Murilo Mota, doutorando no Instituto de Relações Internacionais da Universidade de São Paulo (USP), realizou publicação científica sobre o tema no ano passado. De acordo com o pesquisador, o principal impacto da ditadura militar brasileira sobre as relações internacionais e a atuação dos diplomatas brasileiros foi justamente a interrupção de carreiras.
“Conforme informações disponíveis no artigo, publicado pela Cadernos Pagu, ao todo, 17 diplomatas foram afastados pela Comissão de Investigações Sumárias de 1969 (CIS-69)”, aponta. Mota pontua que “ao excluir essas pessoas do Ministério das Relações Exteriores, a ditadura militar impediu processos de formulação e execução da política externa brasileira democráticos”.
Luta contra violações
Há alguns esforços para tornar a diplomacia brasileira mais inclusiva e representativa da sociedade brasileira. A partir da década de 1990, por exemplo, houve a eliminação de barreiras institucionais que limitavam a ascensão das mulheres na carreira diplomática. Houve também a adoção do sistema de cotas para pessoas negras a partir de 2010, antes mesmo da Lei Nº 12.990, de 9 de junho de 2014, que instituiu a cota de 20% no funcionalismo público para pessoas negras.
A Associação dos Diplomatas Brasileiros (ADB) é uma das principais instituições que têm trabalhado para evitar que violações políticas se repitam dentro do MRE. O sindicato luta por uma reforma do regime jurídico do Itamaraty, pois acredita que, desde a adoção do regulamento em vigência (Lei nº 11.440, de 29 de dezembro de 2006), a carreira diplomática e a sociedade brasileira passaram por mudanças importantes.

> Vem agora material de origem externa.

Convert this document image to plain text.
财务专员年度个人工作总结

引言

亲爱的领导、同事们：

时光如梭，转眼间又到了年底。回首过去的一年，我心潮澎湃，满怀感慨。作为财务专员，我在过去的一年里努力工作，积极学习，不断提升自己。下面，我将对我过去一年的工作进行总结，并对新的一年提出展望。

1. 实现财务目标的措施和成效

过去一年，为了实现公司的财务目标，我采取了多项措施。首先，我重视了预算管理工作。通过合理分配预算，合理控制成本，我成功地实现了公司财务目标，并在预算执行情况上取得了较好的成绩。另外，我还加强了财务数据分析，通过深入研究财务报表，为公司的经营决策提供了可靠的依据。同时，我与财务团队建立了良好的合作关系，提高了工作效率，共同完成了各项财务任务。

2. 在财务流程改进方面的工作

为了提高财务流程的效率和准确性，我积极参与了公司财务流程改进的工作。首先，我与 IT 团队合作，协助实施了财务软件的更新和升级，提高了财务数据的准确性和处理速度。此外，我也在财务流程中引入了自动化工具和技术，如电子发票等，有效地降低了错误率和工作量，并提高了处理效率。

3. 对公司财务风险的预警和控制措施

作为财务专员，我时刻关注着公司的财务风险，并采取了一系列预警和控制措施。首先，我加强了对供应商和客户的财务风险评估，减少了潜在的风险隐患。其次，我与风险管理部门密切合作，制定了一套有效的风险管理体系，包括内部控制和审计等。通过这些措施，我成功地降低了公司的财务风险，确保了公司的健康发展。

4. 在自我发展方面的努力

“Cada vez mais se dá importância à diversidade das pessoas, reconhecendo que a pluralidade de origens, culturas, etnias, gêneros e orientações sexuais enriquece o tecido social do país. Em resposta a essa mudança de perspectiva, instituições públicas também devem adotar políticas mais inclusivas, demonstrando um compromisso real com a representatividade e a igualdade de oportunidades para todos os cidadãos. Por isso, é necessário atualizar o regulamento para continuar alinhando o MRE com a sociedade que ele representa”, aponta ADB.
A associação dos diplomatas brasileiros reflete também que a importância da valorização dos regimes democráticos permite ao Brasil, além de evitar sanções internacionais, um maior diálogo e negociação com diversos países: “A democracia mantém nossas portas mais abertas para outras nações”.